Job Description
The external service provider will be responsible for the following tasks:
* Design, implement, and maintain a scalable, reliable, and secure hybrid cloud ML Ops infrastructure for deploying, testing, managing, and monitoring ML models in various environments.
* Develop and maintain software applications in the areas of Natural Language Processing (NLP), Machine Learning (ML), Deep Learning (DL), and/or Artificial Intelligence (AI).
* Collaborate closely with data scientists and back-end developers to construct, test, integrate, and deploy ML models.
* Analyze performance metrics, troubleshoot issues, and ensure high availability and reliability.
* Design CI/CD pipelines, utilize orchestration solutions, and data versioning tools.
* Create automated anomaly detection systems, continuously monitor performance, and optimize ML pipelines for scalability, efficiency, and cost-effectiveness.
* Architect IT solutions in the NLP/ML/AI domains, considering master- and meta-data management concepts, and coordinate their implementation.
* Provide security studies, security assessments, and guidance on information system projects.
* Offer support and guidance to other team members on MLOps practices.
Knowledge and Skills Required:
* Excellent knowledge of managing an on-prem and/or cloud MLOps infrastructure.

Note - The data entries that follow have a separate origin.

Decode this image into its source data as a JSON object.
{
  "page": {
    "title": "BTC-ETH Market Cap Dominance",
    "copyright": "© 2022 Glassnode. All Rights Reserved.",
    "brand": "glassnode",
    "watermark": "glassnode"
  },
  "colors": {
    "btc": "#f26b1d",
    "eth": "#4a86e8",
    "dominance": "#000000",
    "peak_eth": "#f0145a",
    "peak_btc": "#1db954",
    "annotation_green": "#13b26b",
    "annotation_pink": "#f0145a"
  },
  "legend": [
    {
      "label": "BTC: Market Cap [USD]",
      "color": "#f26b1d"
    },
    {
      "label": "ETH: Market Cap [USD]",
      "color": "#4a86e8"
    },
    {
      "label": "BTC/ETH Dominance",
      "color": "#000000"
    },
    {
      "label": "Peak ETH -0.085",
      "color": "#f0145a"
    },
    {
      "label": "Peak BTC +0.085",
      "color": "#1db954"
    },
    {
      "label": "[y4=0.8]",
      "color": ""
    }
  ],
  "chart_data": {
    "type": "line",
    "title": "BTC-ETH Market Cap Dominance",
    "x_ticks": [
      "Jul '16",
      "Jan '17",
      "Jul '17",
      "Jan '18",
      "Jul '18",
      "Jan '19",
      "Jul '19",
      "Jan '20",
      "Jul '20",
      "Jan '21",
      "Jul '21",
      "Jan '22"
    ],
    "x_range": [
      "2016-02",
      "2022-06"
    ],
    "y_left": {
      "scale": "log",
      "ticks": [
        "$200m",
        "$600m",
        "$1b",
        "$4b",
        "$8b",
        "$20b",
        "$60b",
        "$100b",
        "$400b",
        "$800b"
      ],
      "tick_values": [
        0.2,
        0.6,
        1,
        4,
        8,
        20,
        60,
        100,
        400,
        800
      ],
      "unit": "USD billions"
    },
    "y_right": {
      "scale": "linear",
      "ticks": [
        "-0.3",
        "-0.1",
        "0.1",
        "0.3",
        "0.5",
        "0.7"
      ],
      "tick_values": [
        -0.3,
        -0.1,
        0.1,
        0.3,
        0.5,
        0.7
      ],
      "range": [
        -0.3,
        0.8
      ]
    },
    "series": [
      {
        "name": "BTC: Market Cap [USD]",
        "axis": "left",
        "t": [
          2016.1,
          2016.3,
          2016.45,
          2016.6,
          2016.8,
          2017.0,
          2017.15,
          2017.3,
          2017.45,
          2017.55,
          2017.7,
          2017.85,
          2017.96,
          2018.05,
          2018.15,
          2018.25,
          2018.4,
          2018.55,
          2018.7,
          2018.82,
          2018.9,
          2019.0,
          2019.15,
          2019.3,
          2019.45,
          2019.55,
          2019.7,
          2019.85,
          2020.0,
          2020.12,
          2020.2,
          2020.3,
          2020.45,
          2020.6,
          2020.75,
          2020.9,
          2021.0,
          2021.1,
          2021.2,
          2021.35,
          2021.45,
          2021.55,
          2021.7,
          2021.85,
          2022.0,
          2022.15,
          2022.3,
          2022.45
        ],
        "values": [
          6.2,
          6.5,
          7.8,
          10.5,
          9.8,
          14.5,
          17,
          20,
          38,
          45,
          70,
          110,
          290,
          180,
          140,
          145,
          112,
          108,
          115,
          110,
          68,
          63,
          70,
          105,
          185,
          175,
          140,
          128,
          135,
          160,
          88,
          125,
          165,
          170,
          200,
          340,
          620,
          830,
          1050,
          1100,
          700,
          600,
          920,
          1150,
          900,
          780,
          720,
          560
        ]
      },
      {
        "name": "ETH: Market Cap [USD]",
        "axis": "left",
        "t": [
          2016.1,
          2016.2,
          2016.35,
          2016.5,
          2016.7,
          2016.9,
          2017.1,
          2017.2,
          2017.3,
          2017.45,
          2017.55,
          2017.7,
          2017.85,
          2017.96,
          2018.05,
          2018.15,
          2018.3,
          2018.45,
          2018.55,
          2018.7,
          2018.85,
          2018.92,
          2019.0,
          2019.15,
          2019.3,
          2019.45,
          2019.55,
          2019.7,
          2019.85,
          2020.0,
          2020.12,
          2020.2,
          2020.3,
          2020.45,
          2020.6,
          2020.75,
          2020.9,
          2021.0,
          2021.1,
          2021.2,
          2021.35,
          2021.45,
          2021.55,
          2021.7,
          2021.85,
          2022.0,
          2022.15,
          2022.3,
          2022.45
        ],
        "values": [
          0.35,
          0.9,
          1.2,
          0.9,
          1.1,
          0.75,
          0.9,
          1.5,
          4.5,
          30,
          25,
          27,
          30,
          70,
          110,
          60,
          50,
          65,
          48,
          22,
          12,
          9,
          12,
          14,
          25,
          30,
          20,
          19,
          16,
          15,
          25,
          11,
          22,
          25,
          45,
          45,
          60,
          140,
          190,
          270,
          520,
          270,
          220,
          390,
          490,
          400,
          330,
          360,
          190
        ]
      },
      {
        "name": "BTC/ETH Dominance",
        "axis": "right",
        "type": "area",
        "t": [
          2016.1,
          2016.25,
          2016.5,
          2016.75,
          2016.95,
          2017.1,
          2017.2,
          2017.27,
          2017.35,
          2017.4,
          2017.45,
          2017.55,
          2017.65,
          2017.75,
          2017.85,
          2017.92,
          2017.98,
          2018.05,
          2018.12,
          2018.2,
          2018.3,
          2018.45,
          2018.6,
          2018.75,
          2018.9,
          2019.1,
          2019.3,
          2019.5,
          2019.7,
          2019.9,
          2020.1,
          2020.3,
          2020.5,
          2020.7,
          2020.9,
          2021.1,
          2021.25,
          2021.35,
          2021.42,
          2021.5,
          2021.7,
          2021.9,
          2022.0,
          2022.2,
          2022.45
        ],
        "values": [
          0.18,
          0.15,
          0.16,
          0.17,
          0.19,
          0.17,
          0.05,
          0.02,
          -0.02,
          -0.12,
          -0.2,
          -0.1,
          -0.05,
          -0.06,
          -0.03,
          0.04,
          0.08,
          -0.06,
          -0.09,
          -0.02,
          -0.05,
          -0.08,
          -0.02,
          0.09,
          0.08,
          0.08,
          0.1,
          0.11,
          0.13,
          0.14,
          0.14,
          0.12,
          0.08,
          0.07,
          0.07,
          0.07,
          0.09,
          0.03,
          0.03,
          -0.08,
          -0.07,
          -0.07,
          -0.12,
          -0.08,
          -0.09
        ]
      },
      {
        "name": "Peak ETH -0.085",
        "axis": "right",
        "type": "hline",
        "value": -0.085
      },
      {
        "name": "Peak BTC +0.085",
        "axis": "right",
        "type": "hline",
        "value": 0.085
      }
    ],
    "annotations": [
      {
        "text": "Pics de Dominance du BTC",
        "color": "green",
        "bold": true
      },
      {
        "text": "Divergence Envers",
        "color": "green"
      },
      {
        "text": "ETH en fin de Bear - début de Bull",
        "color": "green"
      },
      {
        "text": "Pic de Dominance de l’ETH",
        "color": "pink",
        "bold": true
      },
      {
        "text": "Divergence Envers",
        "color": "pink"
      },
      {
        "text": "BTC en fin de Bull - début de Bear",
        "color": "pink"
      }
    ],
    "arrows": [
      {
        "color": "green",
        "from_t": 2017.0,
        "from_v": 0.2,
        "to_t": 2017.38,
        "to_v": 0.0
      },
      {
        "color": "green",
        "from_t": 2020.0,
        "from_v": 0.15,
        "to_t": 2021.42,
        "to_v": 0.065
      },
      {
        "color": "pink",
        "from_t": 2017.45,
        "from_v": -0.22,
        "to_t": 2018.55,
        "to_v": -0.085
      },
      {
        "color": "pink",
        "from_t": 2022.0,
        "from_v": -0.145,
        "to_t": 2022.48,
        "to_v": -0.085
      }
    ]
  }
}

* Excellent knowledge of containerization and orchestration platforms (e.g. Kubernetes, Docker, Podman, EKS, PKS).
* Good knowledge of MLflow, TensorFlow (TFX) or equivalents.
* Good knowledge of Airflow.
* Good knowledge of AWS and/or Azure.
* Good knowledge of Python.
* Good knowledge of Unix and Bash.
* Good knowledge agile software development methodologies.
* Good knowledge of infrastructure as code (Terraform, CloudFormation).
* Good knowledge of messaging services and platforms (e.g. Kafka, Redis, RabbitMQ).
* Knowledge of data security measures (knowledge of encryption mechanisms and ML security is considered a plus).
* Knowledge of NoSQL databases, such as Elasticsearch, MongoDB, Cassandra, HBase, etc.
* Knowledge of query languages, such as SQL, Hive, Pig, etc. and with information extraction.
* Experience with data analytics over big datasets, non-structured databases as well as data lakes.
* Experience with monitoring and logging tools (e.g. ELK stack, Prometheus, Grafana, OpenTelemetry, Cloudwatch).
* Experience with model testing and model validation in production environments.
* Ability to write clear and structured technical documentation.
* Excellent knowledge of on-prem or cloud solutions for data science applications.
* Ability to give business and technical presentations.
* Ability to apply high-quality standards.
* Ability to cope with fast-changing technologies.
* Very good communication skills with technical and non-technical audiences.
* Analysis and problem-solving skills.
* Capability to write clear and structured technical documents.
* Ability to participate in technical meetings and good communication skills.
Optional Certifications:
* AWS Certified Machine Learning.
* Microsoft Azure AI Engineer Associate.